The Women’s Circle (TWC)

Overview
The Women’s Circle (TWC) is a network of community based ‘women’s circles’ established in 2006. TWC provides services to learning circles located in Delft, Stattice Heights and Phillipi and Khayelitsha on the Cape Flats in the Western Cape Province.
Purpose
The organisation aims to build the capacity of women by providing access to information and learning opportunities that will increase the ability of women to participate more effectively in public life / society. TWC establishes contacts with relevant organisations working in a participatory mode of learning / action and negotiates workshops and courses of interest and releance to particlar circles.

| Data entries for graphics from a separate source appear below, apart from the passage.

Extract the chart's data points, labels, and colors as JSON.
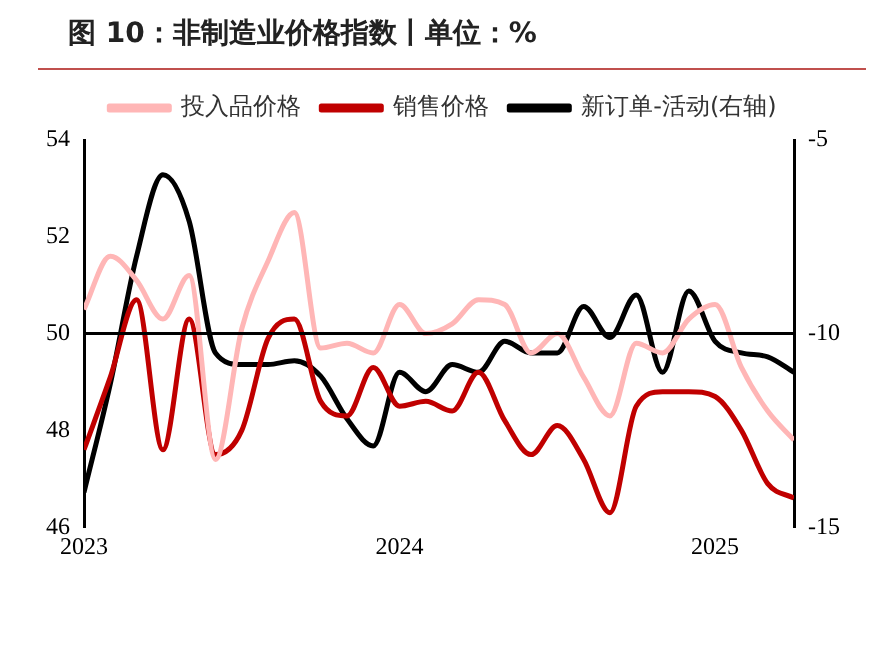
{
  "chart_data": {
    "type": "line",
    "title": "图 10：非制造业价格指数丨单位：%",
    "legend": "top",
    "x": [
      "2023-01",
      "2023-02",
      "2023-03",
      "2023-04",
      "2023-05",
      "2023-06",
      "2023-07",
      "2023-08",
      "2023-09",
      "2023-10",
      "2023-11",
      "2023-12",
      "2024-01",
      "2024-02",
      "2024-03",
      "2024-04",
      "2024-05",
      "2024-06",
      "2024-07",
      "2024-08",
      "2024-09",
      "2024-10",
      "2024-11",
      "2024-12",
      "2025-01",
      "2025-02",
      "2025-03",
      "2025-04"
    ],
    "xlim": [
      "2023-01",
      "2025-04"
    ],
    "xticks": [
      {
        "value": "2023-01",
        "label": "2023"
      },
      {
        "value": "2024-01",
        "label": "2024"
      },
      {
        "value": "2025-01",
        "label": "2025"
      }
    ],
    "ylim": [
      46,
      54
    ],
    "yticks": [
      46,
      48,
      50,
      52,
      54
    ],
    "y2lim": [
      -15,
      -5
    ],
    "y2ticks": [
      -15,
      -10,
      -5
    ],
    "ref_lines": [
      {
        "axis": "y",
        "value": 50,
        "color": "#000000"
      }
    ],
    "series": [
      {
        "name": "投入品价格",
        "color": "#ffb6b6",
        "values": [
          50.5,
          51.6,
          51.1,
          50.3,
          51.2,
          47.4,
          50.1,
          51.5,
          52.5,
          49.7,
          49.8,
          49.6,
          50.6,
          50.0,
          50.2,
          50.7,
          50.6,
          49.6,
          50.0,
          49.1,
          48.3,
          49.8,
          49.6,
          50.3,
          50.6,
          49.3,
          48.4,
          47.8
        ]
      },
      {
        "name": "销售价格",
        "color": "#c00000",
        "values": [
          47.6,
          49.1,
          50.7,
          47.6,
          50.3,
          47.5,
          48.0,
          49.9,
          50.3,
          48.6,
          48.3,
          49.3,
          48.5,
          48.6,
          48.4,
          49.2,
          48.2,
          47.5,
          48.1,
          47.4,
          46.3,
          48.5,
          48.8,
          48.8,
          48.7,
          48.0,
          46.9,
          46.6
        ]
      },
      {
        "name": "新订单-活动(右轴)",
        "color": "#000000",
        "axis": "y2",
        "values": [
          -14.1,
          -11.3,
          -8.0,
          -5.9,
          -7.1,
          -10.5,
          -10.8,
          -10.8,
          -10.7,
          -11.1,
          -12.2,
          -12.9,
          -11.0,
          -11.5,
          -10.8,
          -11.0,
          -10.2,
          -10.5,
          -10.5,
          -9.3,
          -10.1,
          -9.0,
          -11.0,
          -8.9,
          -10.2,
          -10.5,
          -10.6,
          -11.0
        ]
      }
    ]
  }
}
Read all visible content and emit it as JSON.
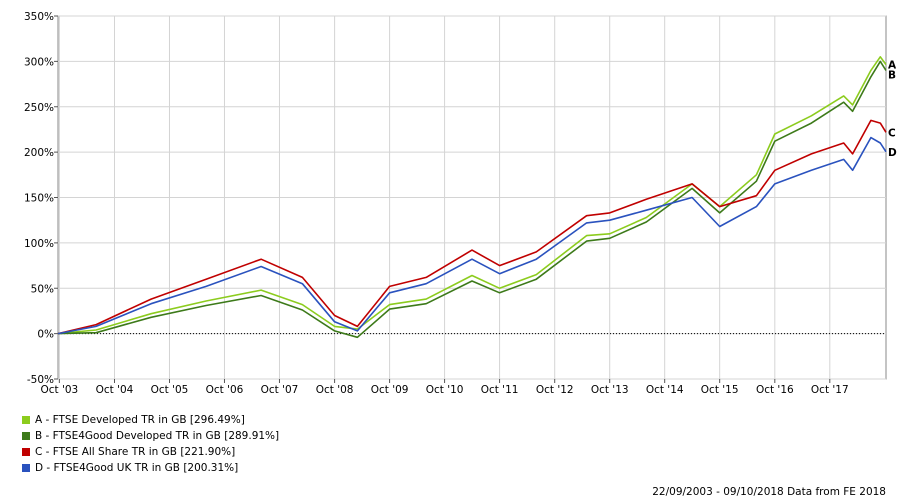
{
  "chart_data": {
    "type": "line",
    "title": "",
    "xlabel": "",
    "ylabel": "",
    "x_start": "2003-09-22",
    "x_end": "2018-10-09",
    "ylim": [
      -50,
      350
    ],
    "y_ticks": [
      -50,
      0,
      50,
      100,
      150,
      200,
      250,
      300,
      350
    ],
    "y_tick_labels": [
      "-50%",
      "0%",
      "50%",
      "100%",
      "150%",
      "200%",
      "250%",
      "300%",
      "350%"
    ],
    "x_ticks": [
      "2003-10-01",
      "2004-10-01",
      "2005-10-01",
      "2006-10-01",
      "2007-10-01",
      "2008-10-01",
      "2009-10-01",
      "2010-10-01",
      "2011-10-01",
      "2012-10-01",
      "2013-10-01",
      "2014-10-01",
      "2015-10-01",
      "2016-10-01",
      "2017-10-01"
    ],
    "x_tick_labels": [
      "Oct '03",
      "Oct '04",
      "Oct '05",
      "Oct '06",
      "Oct '07",
      "Oct '08",
      "Oct '09",
      "Oct '10",
      "Oct '11",
      "Oct '12",
      "Oct '13",
      "Oct '14",
      "Oct '15",
      "Oct '16",
      "Oct '17"
    ],
    "grid": true,
    "zero_line": "dotted",
    "legend_position": "bottom-left",
    "series": [
      {
        "name": "A - FTSE Developed TR in GB [296.49%]",
        "end_label": "A",
        "color": "#8ccc1e",
        "points": [
          [
            "2003-09-22",
            0
          ],
          [
            "2004-06-01",
            4
          ],
          [
            "2005-06-01",
            22
          ],
          [
            "2006-06-01",
            36
          ],
          [
            "2007-06-01",
            48
          ],
          [
            "2008-03-01",
            32
          ],
          [
            "2008-10-01",
            8
          ],
          [
            "2009-03-01",
            5
          ],
          [
            "2009-10-01",
            32
          ],
          [
            "2010-06-01",
            38
          ],
          [
            "2011-04-01",
            64
          ],
          [
            "2011-10-01",
            50
          ],
          [
            "2012-06-01",
            65
          ],
          [
            "2013-05-01",
            108
          ],
          [
            "2013-10-01",
            110
          ],
          [
            "2014-06-01",
            128
          ],
          [
            "2015-04-01",
            165
          ],
          [
            "2015-10-01",
            140
          ],
          [
            "2016-06-01",
            175
          ],
          [
            "2016-10-01",
            220
          ],
          [
            "2017-06-01",
            240
          ],
          [
            "2018-01-01",
            262
          ],
          [
            "2018-03-01",
            252
          ],
          [
            "2018-07-01",
            290
          ],
          [
            "2018-09-01",
            305
          ],
          [
            "2018-10-09",
            296.49
          ]
        ]
      },
      {
        "name": "B - FTSE4Good Developed TR in GB [289.91%]",
        "end_label": "B",
        "color": "#3d7a1a",
        "points": [
          [
            "2003-09-22",
            0
          ],
          [
            "2004-06-01",
            1
          ],
          [
            "2005-06-01",
            18
          ],
          [
            "2006-06-01",
            31
          ],
          [
            "2007-06-01",
            42
          ],
          [
            "2008-03-01",
            26
          ],
          [
            "2008-10-01",
            3
          ],
          [
            "2009-03-01",
            -4
          ],
          [
            "2009-10-01",
            27
          ],
          [
            "2010-06-01",
            33
          ],
          [
            "2011-04-01",
            58
          ],
          [
            "2011-10-01",
            45
          ],
          [
            "2012-06-01",
            60
          ],
          [
            "2013-05-01",
            102
          ],
          [
            "2013-10-01",
            105
          ],
          [
            "2014-06-01",
            123
          ],
          [
            "2015-04-01",
            160
          ],
          [
            "2015-10-01",
            133
          ],
          [
            "2016-06-01",
            168
          ],
          [
            "2016-10-01",
            212
          ],
          [
            "2017-06-01",
            232
          ],
          [
            "2018-01-01",
            255
          ],
          [
            "2018-03-01",
            245
          ],
          [
            "2018-07-01",
            283
          ],
          [
            "2018-09-01",
            300
          ],
          [
            "2018-10-09",
            289.91
          ]
        ]
      },
      {
        "name": "C - FTSE All Share TR in GB [221.90%]",
        "end_label": "C",
        "color": "#c00000",
        "points": [
          [
            "2003-09-22",
            0
          ],
          [
            "2004-06-01",
            10
          ],
          [
            "2005-06-01",
            38
          ],
          [
            "2006-06-01",
            60
          ],
          [
            "2007-06-01",
            82
          ],
          [
            "2008-03-01",
            62
          ],
          [
            "2008-10-01",
            20
          ],
          [
            "2009-03-01",
            8
          ],
          [
            "2009-10-01",
            52
          ],
          [
            "2010-06-01",
            62
          ],
          [
            "2011-04-01",
            92
          ],
          [
            "2011-10-01",
            75
          ],
          [
            "2012-06-01",
            90
          ],
          [
            "2013-05-01",
            130
          ],
          [
            "2013-10-01",
            133
          ],
          [
            "2014-06-01",
            148
          ],
          [
            "2015-04-01",
            165
          ],
          [
            "2015-10-01",
            140
          ],
          [
            "2016-06-01",
            152
          ],
          [
            "2016-10-01",
            180
          ],
          [
            "2017-06-01",
            198
          ],
          [
            "2018-01-01",
            210
          ],
          [
            "2018-03-01",
            198
          ],
          [
            "2018-07-01",
            235
          ],
          [
            "2018-09-01",
            232
          ],
          [
            "2018-10-09",
            221.9
          ]
        ]
      },
      {
        "name": "D - FTSE4Good UK TR in GB [200.31%]",
        "end_label": "D",
        "color": "#2a52be",
        "points": [
          [
            "2003-09-22",
            0
          ],
          [
            "2004-06-01",
            8
          ],
          [
            "2005-06-01",
            33
          ],
          [
            "2006-06-01",
            52
          ],
          [
            "2007-06-01",
            74
          ],
          [
            "2008-03-01",
            55
          ],
          [
            "2008-10-01",
            13
          ],
          [
            "2009-03-01",
            3
          ],
          [
            "2009-10-01",
            45
          ],
          [
            "2010-06-01",
            55
          ],
          [
            "2011-04-01",
            82
          ],
          [
            "2011-10-01",
            66
          ],
          [
            "2012-06-01",
            82
          ],
          [
            "2013-05-01",
            122
          ],
          [
            "2013-10-01",
            125
          ],
          [
            "2014-06-01",
            136
          ],
          [
            "2015-04-01",
            150
          ],
          [
            "2015-10-01",
            118
          ],
          [
            "2016-06-01",
            140
          ],
          [
            "2016-10-01",
            165
          ],
          [
            "2017-06-01",
            180
          ],
          [
            "2018-01-01",
            192
          ],
          [
            "2018-03-01",
            180
          ],
          [
            "2018-07-01",
            216
          ],
          [
            "2018-09-01",
            210
          ],
          [
            "2018-10-09",
            200.31
          ]
        ]
      }
    ],
    "footer": "22/09/2003 - 09/10/2018 Data from FE 2018"
  },
  "legend": {
    "items": [
      {
        "label": "A - FTSE Developed TR in GB [296.49%]",
        "color": "#8ccc1e"
      },
      {
        "label": "B - FTSE4Good Developed TR in GB [289.91%]",
        "color": "#3d7a1a"
      },
      {
        "label": "C - FTSE All Share TR in GB [221.90%]",
        "color": "#c00000"
      },
      {
        "label": "D - FTSE4Good UK TR in GB [200.31%]",
        "color": "#2a52be"
      }
    ]
  },
  "footer": "22/09/2003 - 09/10/2018 Data from FE 2018"
}
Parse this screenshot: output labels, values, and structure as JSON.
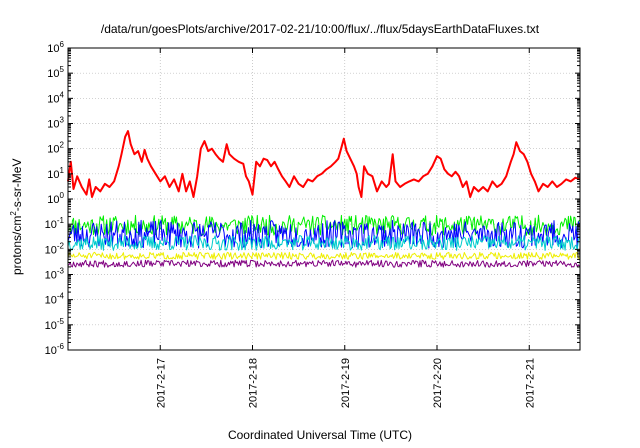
{
  "chart_data": {
    "type": "line",
    "title": "/data/run/goesPlots/archive/2017-02-21/10:00/flux/../flux/5daysEarthDataFluxes.txt",
    "xlabel": "Coordinated Universal Time (UTC)",
    "ylabel": {
      "before": "protons/cm",
      "sup": "2",
      "after": "-s-sr-MeV"
    },
    "yscale": "log",
    "ylim": [
      1e-06,
      1000000.0
    ],
    "xlim": [
      0,
      5.55
    ],
    "x_unit": "days since 2017-02-16 00:00 UTC",
    "grid": true,
    "y_ticks": [
      {
        "exp": -6,
        "label_base": "10",
        "label_exp": "-6"
      },
      {
        "exp": -5,
        "label_base": "10",
        "label_exp": "-5"
      },
      {
        "exp": -4,
        "label_base": "10",
        "label_exp": "-4"
      },
      {
        "exp": -3,
        "label_base": "10",
        "label_exp": "-3"
      },
      {
        "exp": -2,
        "label_base": "10",
        "label_exp": "-2"
      },
      {
        "exp": -1,
        "label_base": "10",
        "label_exp": "-1"
      },
      {
        "exp": 0,
        "label_base": "10",
        "label_exp": "0"
      },
      {
        "exp": 1,
        "label_base": "10",
        "label_exp": "1"
      },
      {
        "exp": 2,
        "label_base": "10",
        "label_exp": "2"
      },
      {
        "exp": 3,
        "label_base": "10",
        "label_exp": "3"
      },
      {
        "exp": 4,
        "label_base": "10",
        "label_exp": "4"
      },
      {
        "exp": 5,
        "label_base": "10",
        "label_exp": "5"
      },
      {
        "exp": 6,
        "label_base": "10",
        "label_exp": "6"
      }
    ],
    "x_ticks": [
      {
        "x": 1,
        "label": "2017-2-17"
      },
      {
        "x": 2,
        "label": "2017-2-18"
      },
      {
        "x": 3,
        "label": "2017-2-19"
      },
      {
        "x": 4,
        "label": "2017-2-20"
      },
      {
        "x": 5,
        "label": "2017-2-21"
      }
    ],
    "series": [
      {
        "color": "#ff0000",
        "width": 2,
        "points": [
          [
            0.0,
            5
          ],
          [
            0.03,
            30
          ],
          [
            0.06,
            2.5
          ],
          [
            0.1,
            8
          ],
          [
            0.15,
            3
          ],
          [
            0.2,
            1.5
          ],
          [
            0.23,
            6
          ],
          [
            0.26,
            1.2
          ],
          [
            0.3,
            3
          ],
          [
            0.35,
            2
          ],
          [
            0.4,
            4
          ],
          [
            0.45,
            3
          ],
          [
            0.5,
            5
          ],
          [
            0.55,
            20
          ],
          [
            0.58,
            60
          ],
          [
            0.62,
            300
          ],
          [
            0.65,
            500
          ],
          [
            0.68,
            150
          ],
          [
            0.72,
            60
          ],
          [
            0.76,
            80
          ],
          [
            0.8,
            30
          ],
          [
            0.83,
            90
          ],
          [
            0.86,
            40
          ],
          [
            0.9,
            20
          ],
          [
            0.95,
            10
          ],
          [
            1.0,
            5
          ],
          [
            1.05,
            8
          ],
          [
            1.1,
            3
          ],
          [
            1.15,
            6
          ],
          [
            1.2,
            2
          ],
          [
            1.24,
            10
          ],
          [
            1.28,
            2
          ],
          [
            1.32,
            5
          ],
          [
            1.36,
            1.2
          ],
          [
            1.4,
            8
          ],
          [
            1.44,
            100
          ],
          [
            1.48,
            200
          ],
          [
            1.52,
            80
          ],
          [
            1.56,
            100
          ],
          [
            1.6,
            60
          ],
          [
            1.64,
            40
          ],
          [
            1.68,
            30
          ],
          [
            1.72,
            150
          ],
          [
            1.75,
            60
          ],
          [
            1.8,
            40
          ],
          [
            1.85,
            30
          ],
          [
            1.9,
            25
          ],
          [
            1.93,
            8
          ],
          [
            1.96,
            5
          ],
          [
            2.0,
            1.5
          ],
          [
            2.04,
            30
          ],
          [
            2.08,
            20
          ],
          [
            2.12,
            40
          ],
          [
            2.16,
            35
          ],
          [
            2.2,
            20
          ],
          [
            2.24,
            30
          ],
          [
            2.28,
            15
          ],
          [
            2.32,
            8
          ],
          [
            2.36,
            5
          ],
          [
            2.4,
            3
          ],
          [
            2.45,
            8
          ],
          [
            2.5,
            4
          ],
          [
            2.55,
            3
          ],
          [
            2.6,
            6
          ],
          [
            2.65,
            5
          ],
          [
            2.7,
            8
          ],
          [
            2.75,
            10
          ],
          [
            2.8,
            15
          ],
          [
            2.85,
            20
          ],
          [
            2.9,
            30
          ],
          [
            2.93,
            40
          ],
          [
            2.96,
            100
          ],
          [
            2.99,
            250
          ],
          [
            3.02,
            80
          ],
          [
            3.06,
            40
          ],
          [
            3.1,
            20
          ],
          [
            3.13,
            10
          ],
          [
            3.15,
            3
          ],
          [
            3.18,
            1.2
          ],
          [
            3.21,
            20
          ],
          [
            3.25,
            10
          ],
          [
            3.3,
            8
          ],
          [
            3.35,
            2
          ],
          [
            3.4,
            5
          ],
          [
            3.45,
            3
          ],
          [
            3.48,
            4
          ],
          [
            3.52,
            60
          ],
          [
            3.55,
            5
          ],
          [
            3.6,
            3
          ],
          [
            3.65,
            4
          ],
          [
            3.7,
            5
          ],
          [
            3.75,
            6
          ],
          [
            3.8,
            5
          ],
          [
            3.85,
            8
          ],
          [
            3.9,
            10
          ],
          [
            3.95,
            20
          ],
          [
            4.0,
            50
          ],
          [
            4.04,
            40
          ],
          [
            4.08,
            15
          ],
          [
            4.12,
            10
          ],
          [
            4.16,
            8
          ],
          [
            4.2,
            12
          ],
          [
            4.24,
            8
          ],
          [
            4.28,
            3
          ],
          [
            4.32,
            5
          ],
          [
            4.36,
            1.2
          ],
          [
            4.4,
            3
          ],
          [
            4.45,
            2
          ],
          [
            4.5,
            3
          ],
          [
            4.55,
            2
          ],
          [
            4.6,
            5
          ],
          [
            4.65,
            3
          ],
          [
            4.7,
            4
          ],
          [
            4.75,
            8
          ],
          [
            4.8,
            30
          ],
          [
            4.83,
            60
          ],
          [
            4.86,
            180
          ],
          [
            4.9,
            80
          ],
          [
            4.94,
            60
          ],
          [
            4.98,
            30
          ],
          [
            5.02,
            10
          ],
          [
            5.06,
            5
          ],
          [
            5.1,
            2
          ],
          [
            5.15,
            4
          ],
          [
            5.2,
            3
          ],
          [
            5.25,
            5
          ],
          [
            5.3,
            3
          ],
          [
            5.35,
            4
          ],
          [
            5.4,
            6
          ],
          [
            5.45,
            5
          ],
          [
            5.5,
            7
          ],
          [
            5.55,
            6
          ]
        ]
      },
      {
        "color": "#00ee00",
        "width": 1,
        "noise": {
          "center": 0.09,
          "spread": 0.4,
          "step": 0.012,
          "seed": 11
        }
      },
      {
        "color": "#0000ff",
        "width": 1,
        "noise": {
          "center": 0.04,
          "spread": 0.55,
          "step": 0.012,
          "seed": 23
        }
      },
      {
        "color": "#00cccc",
        "width": 1,
        "noise": {
          "center": 0.018,
          "spread": 0.3,
          "step": 0.012,
          "seed": 37
        }
      },
      {
        "color": "#eeee00",
        "width": 1,
        "noise": {
          "center": 0.0055,
          "spread": 0.14,
          "step": 0.012,
          "seed": 51
        }
      },
      {
        "color": "#800080",
        "width": 1,
        "noise": {
          "center": 0.0027,
          "spread": 0.14,
          "step": 0.012,
          "seed": 67
        }
      }
    ]
  }
}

Building activism through engaging in social action are key activities for individual and collective growth. (Learning by doing) Therefore, TWC organises / assists cicrles to organise opportunities for participants to practice what they have learnt through engaging in social action. Women’s month and 16 Days of Activism are used by the organisation as platforms to raise awareness and to provide access to education on a range of topics e.g. health, health rights etc.
Participants
Participants of TWC are working-class women of all ages, ranging from yoth to elders. Most are unemployed and economically insecure; many have experienced considerable hardship and trauma due to the violent and poor contexts in which they work. They confront the common issues of abuse, drugs, gangs, teenage pregnancies in their daily lives – but respond with resilience, determination to affect change, and hope for better futures for themselves and their communities.
Topics
Topics are identified by the community based participating learning circles. They include social issues such as drugs, gangs, domestic violence and child abuse, as much as unemployment, housing and health.
Approach
The process of learning / teaching is participatory, following a learning cycle where participants try to make sense of the world byt relaing their own expeiriences to wider / public issues. This can lead to new understandings of their problems and after testing in practice the new knowledge they have acquired, they can decide which action they can take to tackle their problems.
Community based learning circles act in various ways, examples are neighbourhood watches to combat crime, engaging in research by taking photographs to voice health problems in communities etc.